As I noted in a previous post, this analysis almost seemed designed not to find substantial rises in prices. Bollyky looked at changes in drugs prices immediately after a trade deal took effect. The problem with this approach is:

"In most cases, the rules in these agreements will only apply to new drugs, and even then to a subset of new drugs, for example patent protection for a drug that is a combination of already approved drugs. They may also allow for the extension of patent terms beyond the date where they would have expired under pre-trade deal rules, but here again the impact will only be felt gradually over time.

"Furthermore, the date of a trade deal with the United States may not be the key factor in pushing up drug prices. The United States signed a deal with South Korea in 2012 that required stronger patent and related protections, but most of these conditions were already law as of 2009 due to a trade agreement Korea signed with the European Union."

In other words, this before and after approach is a bit like weighing people the day after they gave up drinking sugary soda to determine whether this decision will affect obesity. It's not serious stuff.

There is evidence that prior trade agreements have affected drug prices. As I noted in that earlier post:

"An analysis of the impact of the rules in the 2001 trade agreement between the United States and Jordan found that it had increased annual spending on drugs by $18 million by 2004. This is slightly less than 0.16 percent of Jordan’s GDP in that year, the equivalent of $28 billion annually in the U.S. economy today.

"There is a similar story of sharply higher drug spending in Morocco, which signed a pact with the United States in 2006. In Morocco, spending on drugs went from $662 million in 2009 (0.7 percent of GDP) to $1.4 billion (1.4 percent of GDP) in 2015."

To be clear, Bollyky does have a limited point in his piece, any specific trade deal should not be viewed in isolation. It a process of creating ever stronger and longer patent protections, which mean ever larger gaps between the protected price of drugs and their free market price. (For some reason, none of the modelers ever factor in the negative impact of higher drug prices into their analysis of the economic impact of these trade deals.)

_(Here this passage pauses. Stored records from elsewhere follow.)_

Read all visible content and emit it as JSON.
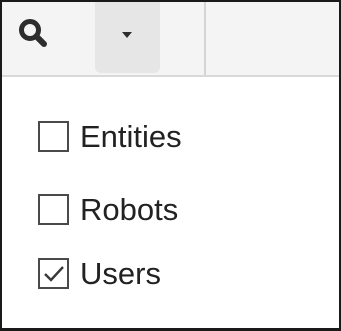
{
  "toolbar": {
    "search_icon": "search-icon",
    "dropdown_icon": "caret-down-icon",
    "icon_color": "#2d2d2d",
    "background": "#f4f4f4",
    "dropdown_background": "#e6e6e6"
  },
  "filter_menu": {
    "items": [
      {
        "label": "Entities",
        "checked": false
      },
      {
        "label": "Robots",
        "checked": false
      },
      {
        "label": "Users",
        "checked": true
      }
    ]
  }
}
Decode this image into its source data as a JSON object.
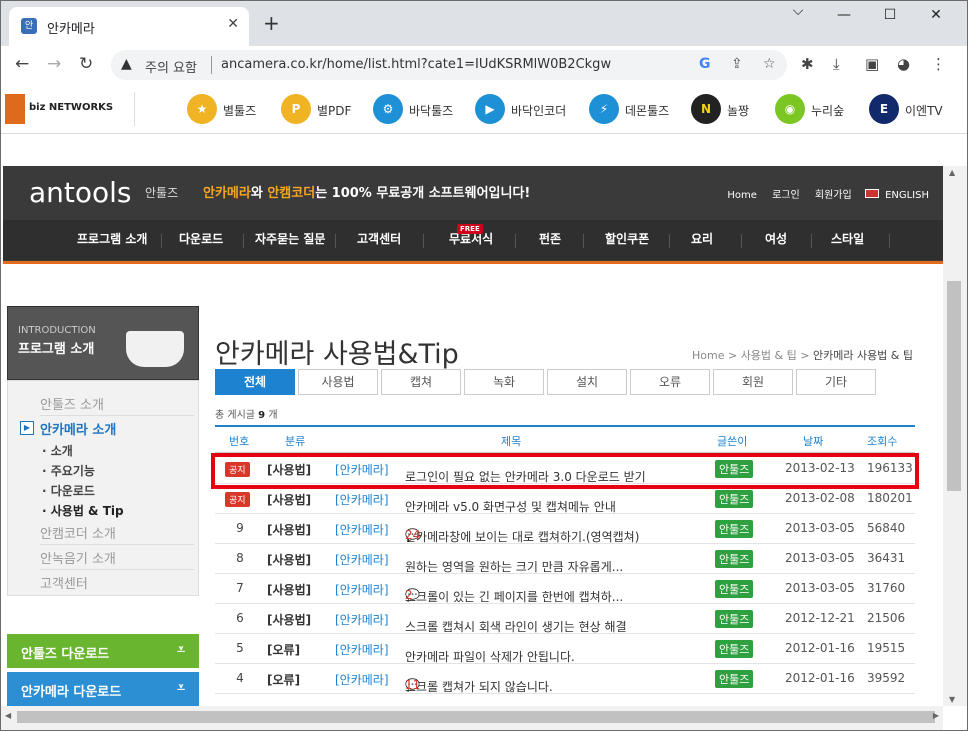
{
  "browser": {
    "tab_title": "안카메라",
    "tab_favicon": "안",
    "url_security": "주의 요함",
    "url": "ancamera.co.kr/home/list.html?cate1=IUdKSRMlW0B2Ckgw",
    "minimize": "⌵",
    "new_tab": "+",
    "back": "←",
    "forward": "→",
    "reload": "↻"
  },
  "bookmarks": {
    "biz_logo": "biz NETWORKS",
    "items": [
      {
        "label": "별툴즈",
        "color": "#f0b323",
        "icon": "★"
      },
      {
        "label": "별PDF",
        "color": "#f0b323",
        "icon": "P"
      },
      {
        "label": "바닥툴즈",
        "color": "#1e90d6",
        "icon": "⚙"
      },
      {
        "label": "바닥인코더",
        "color": "#1e90d6",
        "icon": "▶"
      },
      {
        "label": "데몬툴즈",
        "color": "#1e90d6",
        "icon": "⚡"
      },
      {
        "label": "놀짱",
        "color": "#222222",
        "icon": "N"
      },
      {
        "label": "누리숲",
        "color": "#7cc623",
        "icon": "◉"
      },
      {
        "label": "이엔TV",
        "color": "#122a6b",
        "icon": "E"
      }
    ]
  },
  "header": {
    "brand": "antools",
    "brand_sub": "안툴즈",
    "slogan_a": "안카메라",
    "slogan_b": "와 ",
    "slogan_c": "안캠코더",
    "slogan_d": "는 100% 무료공개 소프트웨어입니다!",
    "toplinks": [
      "Home",
      "로그인",
      "회원가입",
      "ENGLISH"
    ],
    "gnb": [
      "프로그램 소개",
      "다운로드",
      "자주묻는 질문",
      "고객센터",
      "무료서식",
      "펀존",
      "할인쿠폰",
      "요리",
      "여성",
      "스타일"
    ],
    "free_badge": "FREE"
  },
  "sidebar": {
    "intro_en": "INTRODUCTION",
    "intro_ko": "프로그램 소개",
    "menu": [
      {
        "label": "안툴즈 소개",
        "active": false
      },
      {
        "label": "안카메라 소개",
        "active": true
      },
      {
        "label": "안캠코더 소개",
        "active": false
      },
      {
        "label": "안녹음기 소개",
        "active": false
      },
      {
        "label": "고객센터",
        "active": false
      }
    ],
    "sub": [
      "소개",
      "주요기능",
      "다운로드",
      "사용법 & Tip"
    ],
    "downloads": [
      {
        "label": "안툴즈 다운로드",
        "color": "#6ab530"
      },
      {
        "label": "안카메라 다운로드",
        "color": "#2c8fd3"
      }
    ]
  },
  "content": {
    "title": "안카메라 사용법&Tip",
    "breadcrumb": [
      "Home",
      "사용법 & 팁",
      "안카메라 사용법 & 팁"
    ],
    "tabs": [
      "전체",
      "사용법",
      "캡쳐",
      "녹화",
      "설치",
      "오류",
      "회원",
      "기타"
    ],
    "count_label": "총 게시글",
    "count_value": "9",
    "count_unit": "개",
    "columns": [
      "번호",
      "분류",
      "제목",
      "글쓴이",
      "날짜",
      "조회수"
    ],
    "rows": [
      {
        "num": "공지",
        "notice": true,
        "cat": "[사용법]",
        "pfx": "[안카메라]",
        "subj": "로그인이 필요 없는 안카메라 3.0 다운로드 받기",
        "comments": "",
        "author": "안툴즈",
        "date": "2013-02-13",
        "views": "196133"
      },
      {
        "num": "공지",
        "notice": true,
        "cat": "[사용법]",
        "pfx": "[안카메라]",
        "subj": "안카메라 v5.0 화면구성 및 캡쳐메뉴 안내",
        "comments": "",
        "author": "안툴즈",
        "date": "2013-02-08",
        "views": "180201"
      },
      {
        "num": "9",
        "notice": false,
        "cat": "[사용법]",
        "pfx": "[안카메라]",
        "subj": "안카메라창에 보이는 대로 캡쳐하기.(영역캡쳐)",
        "comments": "24",
        "author": "안툴즈",
        "date": "2013-03-05",
        "views": "56840"
      },
      {
        "num": "8",
        "notice": false,
        "cat": "[사용법]",
        "pfx": "[안카메라]",
        "subj": "원하는 영역을 원하는 크기 만큼 자유롭게...",
        "comments": "",
        "author": "안툴즈",
        "date": "2013-03-05",
        "views": "36431"
      },
      {
        "num": "7",
        "notice": false,
        "cat": "[사용법]",
        "pfx": "[안카메라]",
        "subj": "스크롤이 있는 긴 페이지를 한번에 캡쳐하...",
        "comments": "2",
        "author": "안툴즈",
        "date": "2013-03-05",
        "views": "31760"
      },
      {
        "num": "6",
        "notice": false,
        "cat": "[사용법]",
        "pfx": "[안카메라]",
        "subj": "스크롤 캡쳐시 회색 라인이 생기는 현상 해결",
        "comments": "",
        "author": "안툴즈",
        "date": "2012-12-21",
        "views": "21506"
      },
      {
        "num": "5",
        "notice": false,
        "cat": "[오류]",
        "pfx": "[안카메라]",
        "subj": "안카메라 파일이 삭제가 안됩니다.",
        "comments": "",
        "author": "안툴즈",
        "date": "2012-01-16",
        "views": "19515"
      },
      {
        "num": "4",
        "notice": false,
        "cat": "[오류]",
        "pfx": "[안카메라]",
        "subj": "스크롤 캡쳐가 되지 않습니다.",
        "comments": "11",
        "author": "안툴즈",
        "date": "2012-01-16",
        "views": "39592"
      }
    ]
  }
}
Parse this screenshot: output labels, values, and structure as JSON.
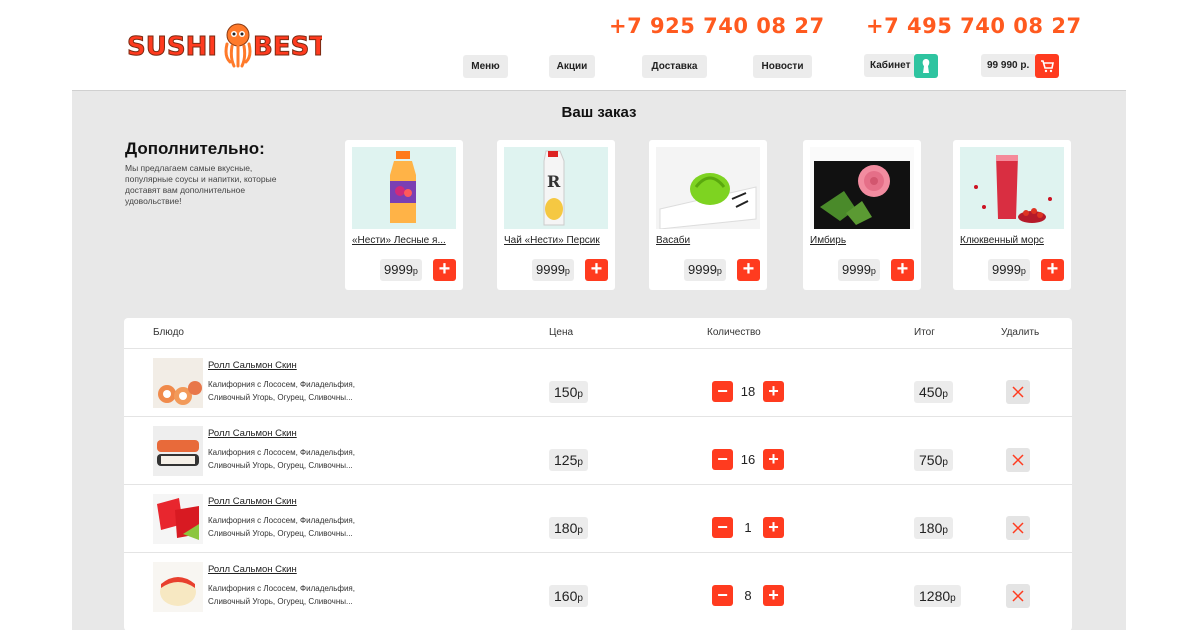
{
  "header": {
    "logo_text": "SUSHI BEST",
    "phone1": "+7 925 740 08 27",
    "phone2": "+7 495 740 08 27",
    "nav": [
      {
        "label": "Меню"
      },
      {
        "label": "Акции"
      },
      {
        "label": "Доставка"
      },
      {
        "label": "Новости"
      }
    ],
    "cabinet_label": "Кабинет",
    "cart_total": "99 990 р."
  },
  "main": {
    "title": "Ваш заказ",
    "extra_title": "Дополнительно:",
    "extra_desc": "Мы предлагаем самые вкусные, популярные соусы и напитки, которые доставят вам дополнительное удовольствие!",
    "extras": [
      {
        "name": "«Нести» Лесные я...",
        "price": "9999",
        "currency": "р",
        "add": "+"
      },
      {
        "name": "Чай «Нести» Персик",
        "price": "9999",
        "currency": "р",
        "add": "+"
      },
      {
        "name": "Васаби",
        "price": "9999",
        "currency": "р",
        "add": "+"
      },
      {
        "name": "Имбирь",
        "price": "9999",
        "currency": "р",
        "add": "+"
      },
      {
        "name": "Клюквенный морс",
        "price": "9999",
        "currency": "р",
        "add": "+"
      }
    ]
  },
  "table": {
    "headers": {
      "dish": "Блюдо",
      "price": "Цена",
      "qty": "Количество",
      "total": "Итог",
      "delete": "Удалить"
    },
    "rows": [
      {
        "name": "Ролл Сальмон Скин",
        "desc": "Калифорния с Лососем, Филадельфия, Сливочный Угорь, Огурец, Сливочны...",
        "price": "150",
        "qty": "18",
        "total": "450",
        "currency": "р"
      },
      {
        "name": "Ролл Сальмон Скин",
        "desc": "Калифорния с Лососем, Филадельфия, Сливочный Угорь, Огурец, Сливочны...",
        "price": "125",
        "qty": "16",
        "total": "750",
        "currency": "р"
      },
      {
        "name": "Ролл Сальмон Скин",
        "desc": "Калифорния с Лососем, Филадельфия, Сливочный Угорь, Огурец, Сливочны...",
        "price": "180",
        "qty": "1",
        "total": "180",
        "currency": "р"
      },
      {
        "name": "Ролл Сальмон Скин",
        "desc": "Калифорния с Лососем, Филадельфия, Сливочный Угорь, Огурец, Сливочны...",
        "price": "160",
        "qty": "8",
        "total": "1280",
        "currency": "р"
      }
    ],
    "minus": "−",
    "plus": "+"
  },
  "colors": {
    "accent": "#ff3b1f",
    "brand_orange": "#ff5a1f",
    "cabinet_green": "#2ec4a0",
    "background_gray": "#e8e8e8"
  }
}
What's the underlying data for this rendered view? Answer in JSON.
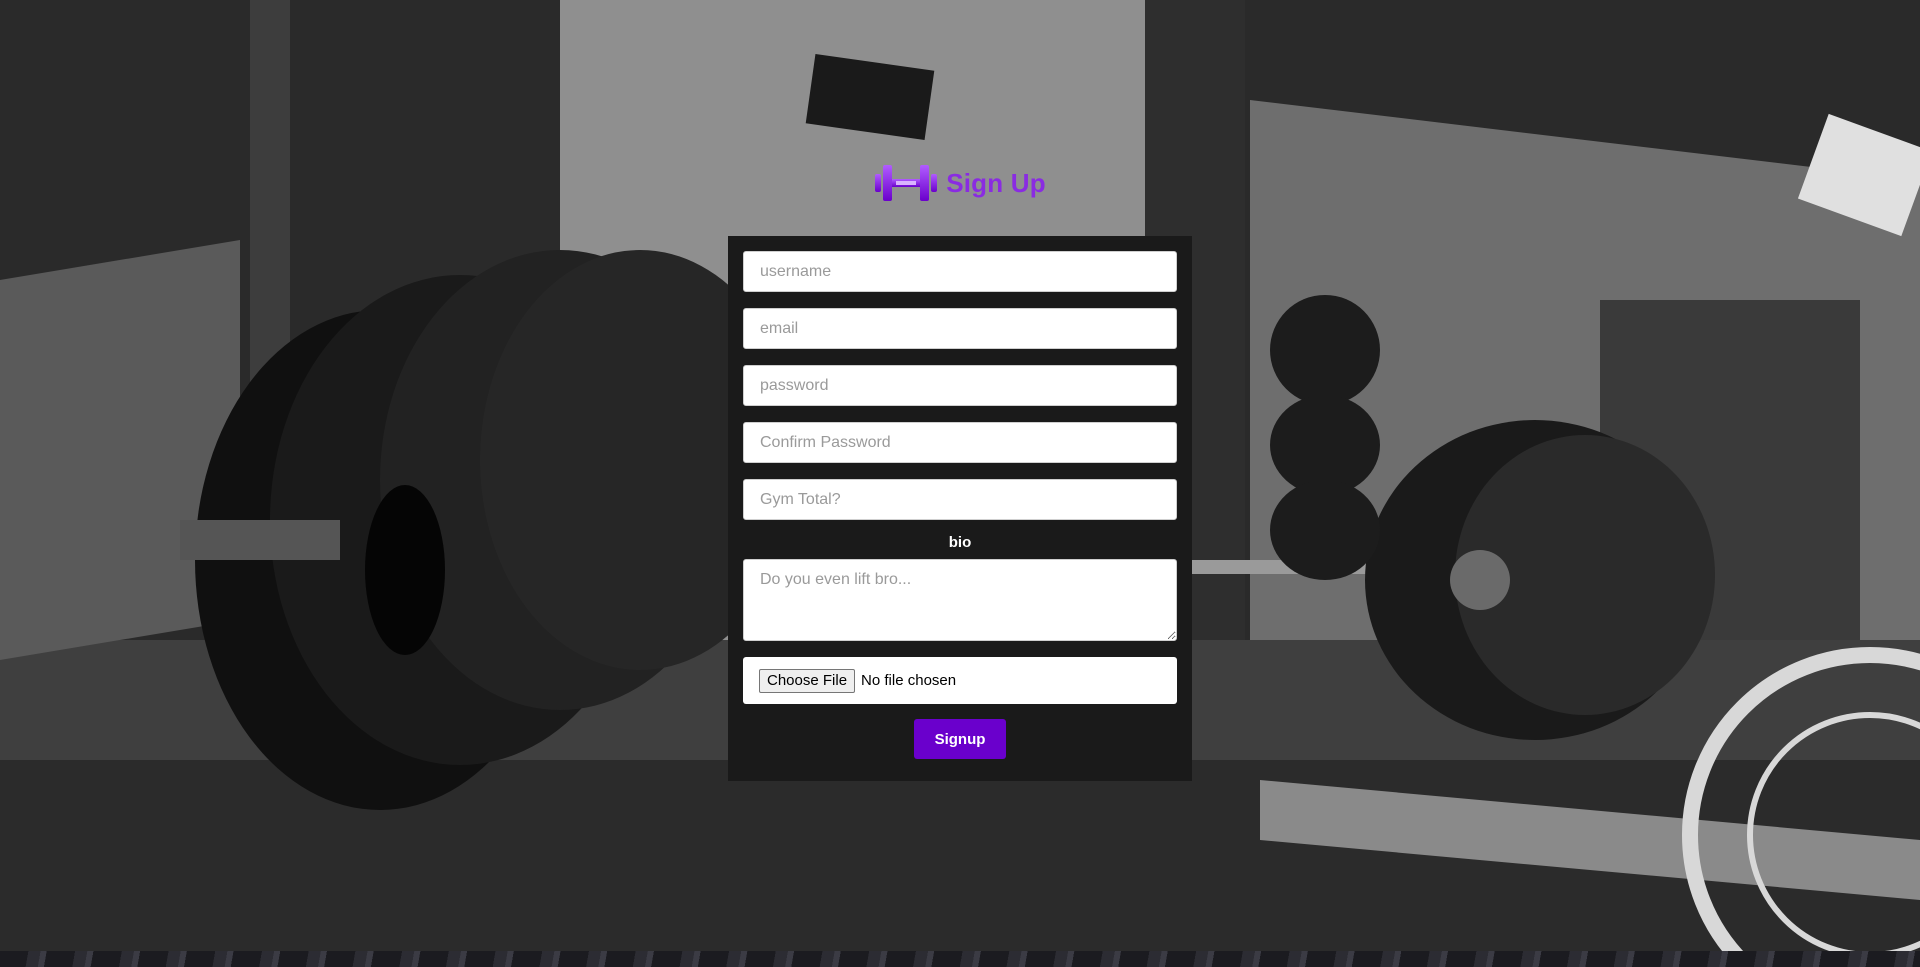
{
  "brand": {
    "title": "Sign Up",
    "icon": "dumbbell-icon",
    "accent_color": "#8a2be2"
  },
  "form": {
    "username_placeholder": "username",
    "email_placeholder": "email",
    "password_placeholder": "password",
    "confirm_password_placeholder": "Confirm Password",
    "gym_total_placeholder": "Gym Total?",
    "bio_label": "bio",
    "bio_placeholder": "Do you even lift bro...",
    "file_button_label": "Choose File",
    "file_status": "No file chosen",
    "submit_label": "Signup",
    "submit_color": "#6a00cc"
  }
}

In this sense, the TPP should be understood as working alongside other steps, like the Obama administration's pressures on the Indian government to give up flexibilities granted under TRIPS, to ensure that U.S. drug companies can get ever higher prices from their drugs as protections are extended more broadly around the world. For people who are concerned about public health and would prefer a less corrupt and more efficient mechanism for supporting drug research, this sounds like a really bad deal.